At eight o’clock we came upon fourteen small piles of stones, which had been set up as a memorial to the fact that upon this place the chief Ṭwêleʻ al-Ḫoẓri saved fourteen starving warriors. The latter had gone on a raid but had been surrounded and overpowered and were obliged to give up their arms, camels, and all their supplies, including even their clothing, and then had to return home on foot. For eight days they lived on various herbs, but on the ninth they became so weak that they could go no farther. For two nights and one day they remained in the same place, listening to the wild animals howling around them at night and in the daytime watching the birds of prey wheeling over them. Thus they awaited death. At last Allâh had pity on them and sent the chief Ṭwêleʻ, who saved them.

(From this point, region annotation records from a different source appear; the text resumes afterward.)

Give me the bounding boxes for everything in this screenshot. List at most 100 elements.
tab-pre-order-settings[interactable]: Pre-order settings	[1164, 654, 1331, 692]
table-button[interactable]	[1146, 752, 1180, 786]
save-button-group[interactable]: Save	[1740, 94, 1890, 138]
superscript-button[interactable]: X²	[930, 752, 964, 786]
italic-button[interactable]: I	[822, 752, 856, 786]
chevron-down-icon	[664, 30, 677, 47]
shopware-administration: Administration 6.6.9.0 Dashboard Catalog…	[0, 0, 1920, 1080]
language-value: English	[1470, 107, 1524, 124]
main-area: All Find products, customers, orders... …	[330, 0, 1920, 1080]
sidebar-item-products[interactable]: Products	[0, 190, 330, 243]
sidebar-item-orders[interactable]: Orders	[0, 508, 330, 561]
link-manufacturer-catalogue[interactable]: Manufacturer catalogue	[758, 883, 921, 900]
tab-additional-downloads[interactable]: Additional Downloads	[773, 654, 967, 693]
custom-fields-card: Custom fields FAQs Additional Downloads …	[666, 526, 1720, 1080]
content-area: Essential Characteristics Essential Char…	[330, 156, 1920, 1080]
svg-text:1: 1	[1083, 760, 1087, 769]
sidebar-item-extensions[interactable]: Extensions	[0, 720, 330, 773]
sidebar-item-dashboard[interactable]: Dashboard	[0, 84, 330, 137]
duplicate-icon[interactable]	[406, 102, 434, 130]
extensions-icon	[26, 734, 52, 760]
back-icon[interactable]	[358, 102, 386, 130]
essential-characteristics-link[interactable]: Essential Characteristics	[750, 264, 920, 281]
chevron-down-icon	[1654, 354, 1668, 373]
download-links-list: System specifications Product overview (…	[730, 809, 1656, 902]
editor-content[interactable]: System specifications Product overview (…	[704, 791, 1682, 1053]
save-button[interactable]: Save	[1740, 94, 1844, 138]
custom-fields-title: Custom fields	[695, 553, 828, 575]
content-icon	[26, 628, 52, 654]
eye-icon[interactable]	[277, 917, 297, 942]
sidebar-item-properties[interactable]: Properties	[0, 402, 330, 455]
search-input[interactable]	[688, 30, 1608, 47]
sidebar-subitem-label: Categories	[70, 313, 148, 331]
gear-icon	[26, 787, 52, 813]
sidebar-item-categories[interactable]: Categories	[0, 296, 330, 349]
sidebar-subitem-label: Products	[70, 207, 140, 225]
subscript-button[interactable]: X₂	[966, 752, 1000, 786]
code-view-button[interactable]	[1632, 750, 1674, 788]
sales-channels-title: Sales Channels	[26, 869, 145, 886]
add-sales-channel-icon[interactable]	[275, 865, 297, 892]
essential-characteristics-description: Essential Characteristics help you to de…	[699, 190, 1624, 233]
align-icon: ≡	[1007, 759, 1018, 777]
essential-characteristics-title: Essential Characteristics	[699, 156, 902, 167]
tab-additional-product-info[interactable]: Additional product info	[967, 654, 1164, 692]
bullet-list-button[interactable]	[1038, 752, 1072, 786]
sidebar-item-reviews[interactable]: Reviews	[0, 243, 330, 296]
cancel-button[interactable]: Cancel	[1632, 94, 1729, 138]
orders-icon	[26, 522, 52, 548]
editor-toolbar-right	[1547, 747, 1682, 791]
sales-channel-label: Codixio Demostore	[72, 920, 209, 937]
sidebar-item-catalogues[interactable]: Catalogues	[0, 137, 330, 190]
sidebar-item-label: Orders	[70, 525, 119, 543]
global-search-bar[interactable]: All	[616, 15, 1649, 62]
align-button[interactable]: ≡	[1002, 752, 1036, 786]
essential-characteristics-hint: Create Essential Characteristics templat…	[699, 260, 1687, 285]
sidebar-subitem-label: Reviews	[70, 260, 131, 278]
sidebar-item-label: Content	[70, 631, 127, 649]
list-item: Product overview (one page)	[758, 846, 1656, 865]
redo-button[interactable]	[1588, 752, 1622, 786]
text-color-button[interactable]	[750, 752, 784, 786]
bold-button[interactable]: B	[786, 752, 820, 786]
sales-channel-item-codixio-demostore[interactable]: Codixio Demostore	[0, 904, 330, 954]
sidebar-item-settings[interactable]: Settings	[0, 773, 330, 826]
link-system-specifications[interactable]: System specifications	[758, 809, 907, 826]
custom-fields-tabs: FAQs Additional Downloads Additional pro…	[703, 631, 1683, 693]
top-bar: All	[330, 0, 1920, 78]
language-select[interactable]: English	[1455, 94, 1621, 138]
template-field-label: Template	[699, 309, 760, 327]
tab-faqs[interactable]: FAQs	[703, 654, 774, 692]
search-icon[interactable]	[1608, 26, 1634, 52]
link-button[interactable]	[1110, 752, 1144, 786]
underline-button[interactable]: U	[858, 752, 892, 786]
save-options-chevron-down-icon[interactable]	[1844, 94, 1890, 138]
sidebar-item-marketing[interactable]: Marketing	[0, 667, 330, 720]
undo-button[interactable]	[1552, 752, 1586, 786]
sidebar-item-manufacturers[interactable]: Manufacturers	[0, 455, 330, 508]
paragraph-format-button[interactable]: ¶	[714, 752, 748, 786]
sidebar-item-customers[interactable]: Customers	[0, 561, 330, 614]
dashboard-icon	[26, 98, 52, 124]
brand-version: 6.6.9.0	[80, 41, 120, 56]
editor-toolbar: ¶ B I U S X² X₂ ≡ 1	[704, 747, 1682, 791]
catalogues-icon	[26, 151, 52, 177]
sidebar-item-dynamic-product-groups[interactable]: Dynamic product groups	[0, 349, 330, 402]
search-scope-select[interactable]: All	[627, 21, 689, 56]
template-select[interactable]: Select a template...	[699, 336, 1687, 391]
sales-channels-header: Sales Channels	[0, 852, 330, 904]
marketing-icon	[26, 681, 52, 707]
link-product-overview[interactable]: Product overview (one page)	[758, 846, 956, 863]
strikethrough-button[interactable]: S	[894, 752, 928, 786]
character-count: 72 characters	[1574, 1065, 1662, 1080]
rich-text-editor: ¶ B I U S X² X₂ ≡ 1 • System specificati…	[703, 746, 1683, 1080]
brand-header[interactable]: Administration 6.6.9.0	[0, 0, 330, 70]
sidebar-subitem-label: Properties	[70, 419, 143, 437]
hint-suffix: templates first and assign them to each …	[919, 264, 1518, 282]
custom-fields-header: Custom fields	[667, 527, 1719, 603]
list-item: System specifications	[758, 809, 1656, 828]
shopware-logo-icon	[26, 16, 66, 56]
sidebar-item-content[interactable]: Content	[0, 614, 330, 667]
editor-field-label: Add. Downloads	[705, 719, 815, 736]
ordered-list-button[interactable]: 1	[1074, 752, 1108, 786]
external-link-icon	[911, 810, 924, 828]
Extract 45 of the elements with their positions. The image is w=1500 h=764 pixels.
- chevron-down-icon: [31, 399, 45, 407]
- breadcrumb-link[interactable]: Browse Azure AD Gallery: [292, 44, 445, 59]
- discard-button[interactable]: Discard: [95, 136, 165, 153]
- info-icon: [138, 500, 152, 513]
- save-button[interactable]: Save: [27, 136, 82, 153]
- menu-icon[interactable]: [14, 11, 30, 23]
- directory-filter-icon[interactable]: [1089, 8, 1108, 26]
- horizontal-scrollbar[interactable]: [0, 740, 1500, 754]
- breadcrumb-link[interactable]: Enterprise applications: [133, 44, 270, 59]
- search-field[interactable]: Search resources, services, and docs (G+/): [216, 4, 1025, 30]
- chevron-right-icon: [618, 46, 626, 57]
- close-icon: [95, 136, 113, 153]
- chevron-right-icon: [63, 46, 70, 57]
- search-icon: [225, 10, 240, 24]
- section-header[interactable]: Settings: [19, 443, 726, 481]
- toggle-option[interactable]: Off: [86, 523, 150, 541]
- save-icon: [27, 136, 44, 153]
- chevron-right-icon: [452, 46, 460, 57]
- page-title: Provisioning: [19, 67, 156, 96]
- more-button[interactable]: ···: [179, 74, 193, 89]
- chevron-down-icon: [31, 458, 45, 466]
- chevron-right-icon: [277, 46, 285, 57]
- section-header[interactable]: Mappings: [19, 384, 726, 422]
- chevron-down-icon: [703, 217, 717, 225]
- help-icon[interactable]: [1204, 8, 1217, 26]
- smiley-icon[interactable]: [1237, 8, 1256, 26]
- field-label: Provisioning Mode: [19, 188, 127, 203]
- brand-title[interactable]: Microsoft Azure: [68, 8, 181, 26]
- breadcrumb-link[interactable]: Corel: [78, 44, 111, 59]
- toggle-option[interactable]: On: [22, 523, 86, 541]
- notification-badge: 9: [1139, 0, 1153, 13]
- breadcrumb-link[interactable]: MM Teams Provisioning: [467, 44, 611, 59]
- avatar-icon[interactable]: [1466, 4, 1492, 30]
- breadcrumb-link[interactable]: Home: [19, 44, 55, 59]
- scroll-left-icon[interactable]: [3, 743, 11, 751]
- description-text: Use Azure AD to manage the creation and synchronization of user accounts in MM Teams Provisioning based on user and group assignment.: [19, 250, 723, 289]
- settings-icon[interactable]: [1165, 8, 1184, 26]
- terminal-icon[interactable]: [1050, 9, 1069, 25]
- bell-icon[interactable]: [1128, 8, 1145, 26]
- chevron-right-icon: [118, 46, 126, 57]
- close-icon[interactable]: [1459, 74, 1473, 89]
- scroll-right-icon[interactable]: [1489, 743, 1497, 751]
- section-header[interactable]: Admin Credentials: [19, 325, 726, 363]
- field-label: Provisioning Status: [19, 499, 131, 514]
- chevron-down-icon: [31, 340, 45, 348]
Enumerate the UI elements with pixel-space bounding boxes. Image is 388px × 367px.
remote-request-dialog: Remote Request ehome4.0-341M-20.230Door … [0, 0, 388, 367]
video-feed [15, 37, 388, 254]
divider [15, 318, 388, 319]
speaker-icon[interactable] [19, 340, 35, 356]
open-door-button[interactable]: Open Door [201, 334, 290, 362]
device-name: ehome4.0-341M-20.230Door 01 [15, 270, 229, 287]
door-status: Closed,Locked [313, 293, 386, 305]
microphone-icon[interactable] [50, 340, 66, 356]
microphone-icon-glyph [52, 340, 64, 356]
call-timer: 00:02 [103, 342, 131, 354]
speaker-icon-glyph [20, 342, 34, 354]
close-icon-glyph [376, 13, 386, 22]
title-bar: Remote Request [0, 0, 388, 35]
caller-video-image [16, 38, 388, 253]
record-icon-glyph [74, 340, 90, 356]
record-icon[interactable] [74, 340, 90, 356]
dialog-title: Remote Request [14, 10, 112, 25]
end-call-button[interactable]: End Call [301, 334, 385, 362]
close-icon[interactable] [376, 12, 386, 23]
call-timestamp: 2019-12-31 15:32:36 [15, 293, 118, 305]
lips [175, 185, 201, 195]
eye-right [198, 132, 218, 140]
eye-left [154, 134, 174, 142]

At 8.20, to the east, we perceived the extinct volcanic cone of Ḥebrân and nearer to us the broad ravine of Ǧemûm, which joins with the šeʻîb of ar-Râšde, which in turn merges into the valley of al-Aḫẓar. On the broad elevation of Umm Birḳa, where we found good pasturage, we remained from 9.05 to 10.50 (temperature: 39° C). Having unloaded the baggage I proceeded with the guide and Tûmân to a cone not far away, whence we drew a sketch of the surrounding district. The ascent was difficult because we had to cross fragments of lava, continually avoiding large basalt boulders.

The table mountain of Umm Birḳa, covered with basalt, is situated on the watershed of the valleys of Ǧizel and al-Aḫẓar. On the southeast Umm Birḳa is connected with Mount aṣ-Ṣbâḫ, from which ar-Riǧm ex-
  1. Ibn Hišâm, Sîra (Wüstenfeld), Vol. 1, p. 975, relates that Diḥja ibn Ḫalîfa of the Kalb tribe was sent by the Prophet Mohammed to the Byzantine Emperor. On his return he was attacked in the valley of Šinâr by al-Hunajd ibn ʻÛṣ of the Ẓulajʻ clan of the Ǧuḏâm tribe and robbed of the gifts and various wares which he was bringing from the Emperor.
    Jâḳût, op. cit., Vol. 3, p. 325, calls the valley in which Diḥja ibn Ḫalîfa was attacked Šinân and locates it in Syria. At the command of the Prophet, Zejd ibn Ḥâreṯa undertook a punitive expedition against the Ǧuḏâm, who had attacked Diḥja.—
    The valley of Šinâr or Šinân may be identical with one of the šeʻibân surrounding Mount Abu Šnân. From Syria a road led by way of Ajla to al-Medîna around this mountain through the valley of al-Ǧizel. Jâḳût’s statement that Šinân is situated in Syria is not accurate and is due either to the fact that Diḥja of the Kalb tribe hailed from Syria or that under the Moslems a part of the northern Ḥeǧâz was for several centuries politically administered from the town of Ṣoṛar at the southern end of the Dead Sea. Mount Abu Šnân is situated in the former territory of the Ǧuḏâm, which extended as far as latitude 27° 20’ N., thus tallying with the statement of Ibn Hišâm that the valley of Šinâr belonged to the Ǧuḏâm tribe.